Just before he got there, it occurred to him he had been curious but had forgotten to ask why this Pete had given Three-Fingered Jack a beating in the first place.

He thought too about the redhead by the creek, knew she was the one who shot this Pete.

It was odd to realize she and he were both killers.

Sunset lay back down after Hillbilly left. She did so with the intention of resting a moment, but surprised herself by falling asleep. She awoke from her nap with a hand stroking her cheek.

For a moment she thought it was Pete, in one of his rare sweet moods, but then she remembered it couldn’t be Pete.

It was Karen.

“I didn’t mean to say all them things, Mama.”

Sunset managed to sit up. She had her hand in her dress pocket, had hold of the revolver. It was hard to open her hand and let it go. She had slept with it in her fist, her finger out of the trigger guard, just holding it by the hilt as if it were a club. She had held it so long and hard her hand was cramping and for a long moment she couldn’t extend her fingers.
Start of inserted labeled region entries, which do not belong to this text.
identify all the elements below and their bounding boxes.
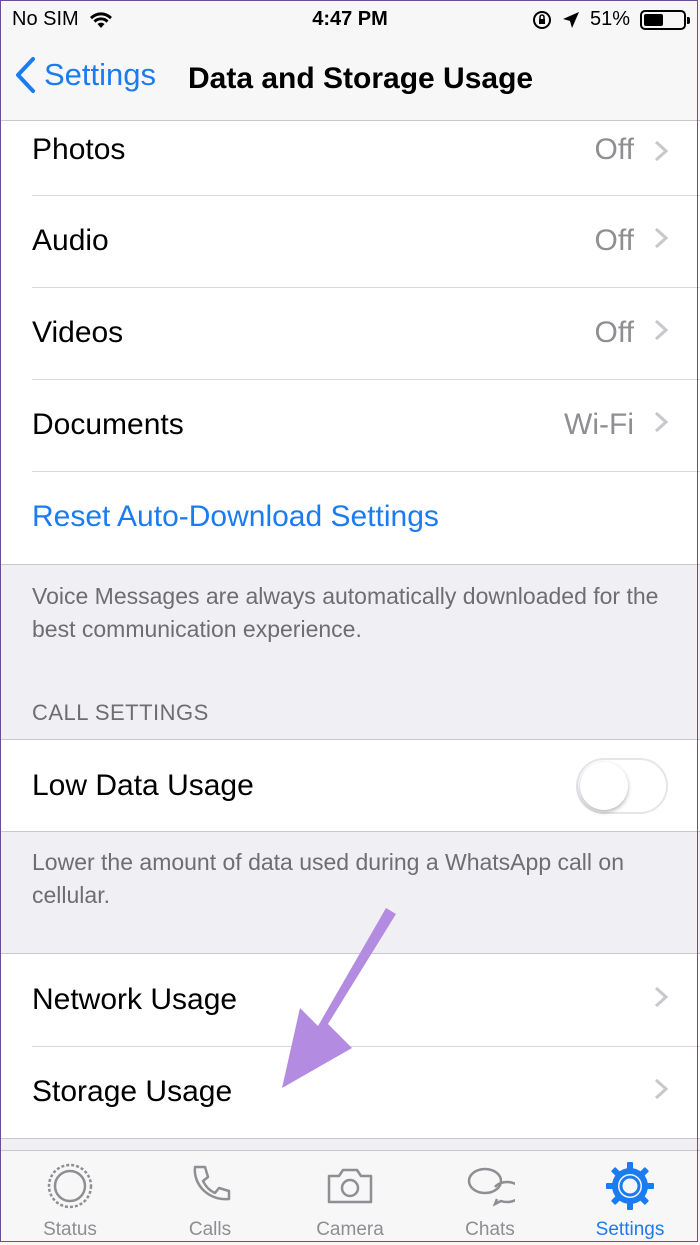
chevron-right-icon	[654, 319, 668, 341]
usage-group: Network Usage Storage Usage	[0, 954, 700, 1138]
row-label: Network Usage	[32, 983, 238, 1016]
list-item-low-data-usage: Low Data Usage	[0, 740, 700, 831]
phone-icon	[193, 1165, 231, 1201]
divider	[0, 564, 700, 565]
chat-bubbles-icon	[467, 1167, 515, 1207]
list-item-documents[interactable]: Documents Wi-Fi	[0, 379, 700, 471]
location-icon	[562, 11, 579, 28]
tab-label: Status	[43, 1219, 97, 1240]
chevron-left-icon	[16, 57, 35, 93]
row-label: Videos	[32, 316, 124, 349]
low-data-note: Lower the amount of data used during a W…	[32, 849, 624, 908]
row-label: Low Data Usage	[32, 769, 254, 802]
chevron-right-icon	[654, 986, 668, 1008]
list-item-network-usage[interactable]: Network Usage	[0, 954, 700, 1046]
status-icon	[47, 1163, 93, 1209]
list-item-storage-usage[interactable]: Storage Usage	[0, 1046, 700, 1138]
tab-label: Chats	[465, 1219, 515, 1240]
low-data-usage-toggle[interactable]	[576, 758, 668, 814]
list-item-photos[interactable]: Photos Off	[0, 121, 700, 195]
tab-settings[interactable]: Settings	[560, 1151, 700, 1245]
auto-download-group: Photos Off Audio Off Videos Off Document…	[0, 121, 700, 564]
row-label: Photos	[32, 133, 126, 166]
chevron-right-icon	[654, 1078, 668, 1100]
tab-calls[interactable]: Calls	[140, 1151, 280, 1245]
gear-icon	[606, 1162, 654, 1210]
voice-messages-note: Voice Messages are always automatically …	[32, 583, 659, 642]
row-value: Off	[594, 224, 634, 257]
tab-chats[interactable]: Chats	[420, 1151, 560, 1245]
row-value: Off	[594, 316, 634, 349]
tab-label: Settings	[595, 1219, 665, 1240]
divider	[0, 1138, 700, 1139]
navigation-bar: Settings Data and Storage Usage	[0, 40, 700, 121]
tab-label: Calls	[188, 1219, 232, 1240]
row-label: Audio	[32, 224, 109, 257]
tab-label: Camera	[316, 1219, 384, 1240]
row-label: Storage Usage	[32, 1075, 233, 1108]
battery-percent: 51%	[589, 8, 630, 30]
tab-camera[interactable]: Camera	[280, 1151, 420, 1245]
back-label: Settings	[44, 57, 157, 92]
camera-icon	[327, 1168, 373, 1204]
row-value: Off	[594, 133, 634, 166]
toggle-knob	[580, 762, 628, 810]
chevron-right-icon	[654, 140, 668, 162]
back-button[interactable]: Settings	[14, 56, 156, 94]
battery-icon	[640, 9, 690, 30]
list-item-videos[interactable]: Videos Off	[0, 287, 700, 379]
chevron-right-icon	[654, 227, 668, 249]
page-title: Data and Storage Usage	[188, 62, 534, 95]
chevron-right-icon	[654, 411, 668, 433]
status-bar: No SIM 4:47 PM 51%	[0, 0, 700, 40]
call-settings-group: Low Data Usage	[0, 740, 700, 831]
divider	[0, 831, 700, 832]
section-header-call-settings: CALL SETTINGS	[32, 700, 209, 725]
reset-auto-download-button[interactable]: Reset Auto-Download Settings	[0, 471, 700, 563]
tab-bar: Status Calls Camera Chats Settings	[0, 1150, 700, 1245]
row-label: Documents	[32, 408, 184, 441]
orientation-lock-icon	[532, 10, 551, 29]
row-value: Wi-Fi	[564, 408, 634, 441]
list-item-audio[interactable]: Audio Off	[0, 195, 700, 287]
reset-label: Reset Auto-Download Settings	[32, 500, 439, 533]
tab-status[interactable]: Status	[0, 1151, 140, 1245]
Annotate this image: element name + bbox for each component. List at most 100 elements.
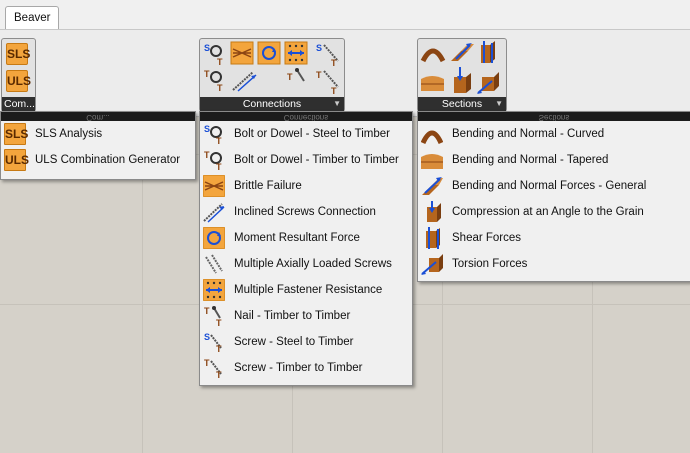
brittle-failure-icon [203,175,225,197]
compression-icon [427,201,441,222]
menu-item-screw-steel[interactable]: ST Screw - Steel to Timber [200,329,412,355]
menu-item-label: Inclined Screws Connection [234,206,376,218]
svg-text:T: T [216,318,222,327]
svg-text:S: S [204,43,210,53]
svg-text:T: T [204,358,210,368]
svg-text:T: T [216,370,222,379]
svg-text:S: S [316,43,322,53]
forces-icon [422,177,443,195]
ribbon-group-label-combinations[interactable]: Com... [2,97,35,111]
fastener-icon [203,279,225,301]
axial-screws-icon [205,254,223,274]
svg-text:T: T [217,57,223,67]
menu-item-label: Nail - Timber to Timber [234,310,351,322]
connections-icon-grid[interactable]: S T ST TT T TT [200,39,344,97]
dropdown-header: Connections [200,112,412,121]
menu-item-brittle-failure[interactable]: Brittle Failure [200,173,412,199]
fastener-icon [284,41,308,65]
ribbon-group-combinations[interactable]: SLS ULS Com... [1,38,36,112]
dropdown-header: Sections [418,112,690,121]
expand-arrow-icon[interactable]: ▼ [333,97,341,111]
menu-item-label: Bolt or Dowel - Steel to Timber [234,128,390,140]
menu-item-label: Moment Resultant Force [234,232,360,244]
menu-item-compression[interactable]: Compression at an Angle to the Grain [418,199,690,225]
svg-text:T: T [287,72,293,82]
menu-item-sls-analysis[interactable]: SLS SLS Analysis [1,121,195,147]
tab-strip: Beaver [0,0,690,30]
ribbon-group-label-sections[interactable]: Sections ▼ [418,97,506,111]
menu-item-label: Screw - Timber to Timber [234,362,363,374]
menu-item-torsion[interactable]: Torsion Forces [418,251,690,277]
menu-item-label: Shear Forces [452,232,522,244]
menu-item-tapered[interactable]: Bending and Normal - Tapered [418,147,690,173]
svg-text:T: T [216,344,222,353]
menu-item-bolt-timber-timber[interactable]: TT Bolt or Dowel - Timber to Timber [200,147,412,173]
torsion-icon [477,72,499,94]
menu-item-label: Brittle Failure [234,180,302,192]
menu-item-label: Torsion Forces [452,258,528,270]
ribbon-panel: SLS ULS Com... S T ST TT T TT Connection… [0,30,690,117]
uls-icon[interactable]: ULS [6,70,31,92]
screw-steel-icon: ST [204,332,222,353]
svg-text:T: T [217,83,223,93]
dropdown-header: Com... [1,112,195,121]
screw-timber-icon: TT [316,70,339,96]
menu-item-multiple-fastener[interactable]: Multiple Fastener Resistance [200,277,412,303]
menu-item-curved[interactable]: Bending and Normal - Curved [418,121,690,147]
curved-beam-icon [421,130,443,145]
menu-item-label: Bending and Normal - Tapered [452,154,609,166]
menu-item-label: Bolt or Dowel - Timber to Timber [234,154,399,166]
inclined-screws-icon [203,203,225,223]
moment-icon [257,41,281,65]
menu-item-shear[interactable]: Shear Forces [418,225,690,251]
torsion-icon [421,254,443,275]
menu-item-moment-resultant[interactable]: Moment Resultant Force [200,225,412,251]
svg-text:T: T [331,58,337,68]
menu-item-label: Multiple Fastener Resistance [234,284,383,296]
menu-item-label: Bending and Normal - Curved [452,128,605,140]
menu-item-nail[interactable]: TT Nail - Timber to Timber [200,303,412,329]
svg-text:T: T [204,306,210,316]
screw-timber-icon: TT [204,358,222,379]
menu-item-label: Screw - Steel to Timber [234,336,354,348]
menu-item-general-forces[interactable]: Bending and Normal Forces - General [418,173,690,199]
sections-icon-grid[interactable] [418,39,506,97]
bolt-steel-icon: ST [204,124,222,145]
tapered-beam-icon [421,154,443,169]
menu-item-label: Multiple Axially Loaded Screws [234,258,392,270]
menu-item-label: ULS Combination Generator [35,154,181,166]
svg-text:S: S [204,124,210,134]
menu-item-bolt-steel-timber[interactable]: ST Bolt or Dowel - Steel to Timber [200,121,412,147]
forces-icon [451,43,474,61]
ribbon-group-sections[interactable]: Sections ▼ [417,38,507,112]
uls-icon: ULS [4,149,29,171]
tab-beaver[interactable]: Beaver [5,6,60,29]
compression-icon [454,67,471,93]
menu-item-uls-combination-generator[interactable]: ULS ULS Combination Generator [1,147,195,173]
svg-text:T: T [216,162,222,171]
sls-icon: SLS [4,123,28,145]
nail-icon: TT [204,306,222,327]
menu-item-screw-timber[interactable]: TT Screw - Timber to Timber [200,355,412,381]
inclined-screws-icon [232,71,257,92]
bolt-steel-icon: S T [204,43,223,67]
dropdown-sections: Sections Bending and Normal - Curved Ben… [417,111,690,282]
svg-text:T: T [331,86,337,96]
menu-item-label: Bending and Normal Forces - General [452,180,647,192]
menu-item-inclined-screws[interactable]: Inclined Screws Connection [200,199,412,225]
sls-icon[interactable]: SLS [6,43,30,65]
ribbon-group-connections[interactable]: S T ST TT T TT Connections ▼ [199,38,345,112]
shear-icon [426,227,440,249]
tangle-icon [230,41,254,65]
nail-icon: T [287,68,305,82]
screw-steel-icon: ST [316,43,339,68]
menu-item-axial-screws[interactable]: Multiple Axially Loaded Screws [200,251,412,277]
expand-arrow-icon[interactable]: ▼ [495,97,503,111]
svg-text:T: T [204,69,210,79]
menu-item-label: SLS Analysis [35,128,103,140]
ribbon-group-label-connections[interactable]: Connections ▼ [200,97,344,111]
tapered-beam-icon [421,76,444,91]
moment-icon [203,227,225,249]
shear-icon [481,41,495,63]
menu-item-label: Compression at an Angle to the Grain [452,206,644,218]
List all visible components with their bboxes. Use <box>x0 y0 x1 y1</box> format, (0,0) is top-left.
“I just couldn’t take the beating,” Sunset said. “Wasn’t the first one he give me, Karen. You just didn’t know about it. He hit me so it wouldn’t show. Except this time. He was a good daddy to you, but he wasn’t no kind of husband to me.”

“Why did he do it, Mama? What did you do to make him hit you?”

“What did I do? If I’d have done something, got crazy mad, started beating on him and he got crazy too, I could forgive that and understand. Maybe I could understand if something bad happened to him that was my fault, or he was sick and not thinking clear, but it wasn’t nothing like that. Wasn’t just him hitting out at me. He really went to work on me. Did it because he liked to do it.”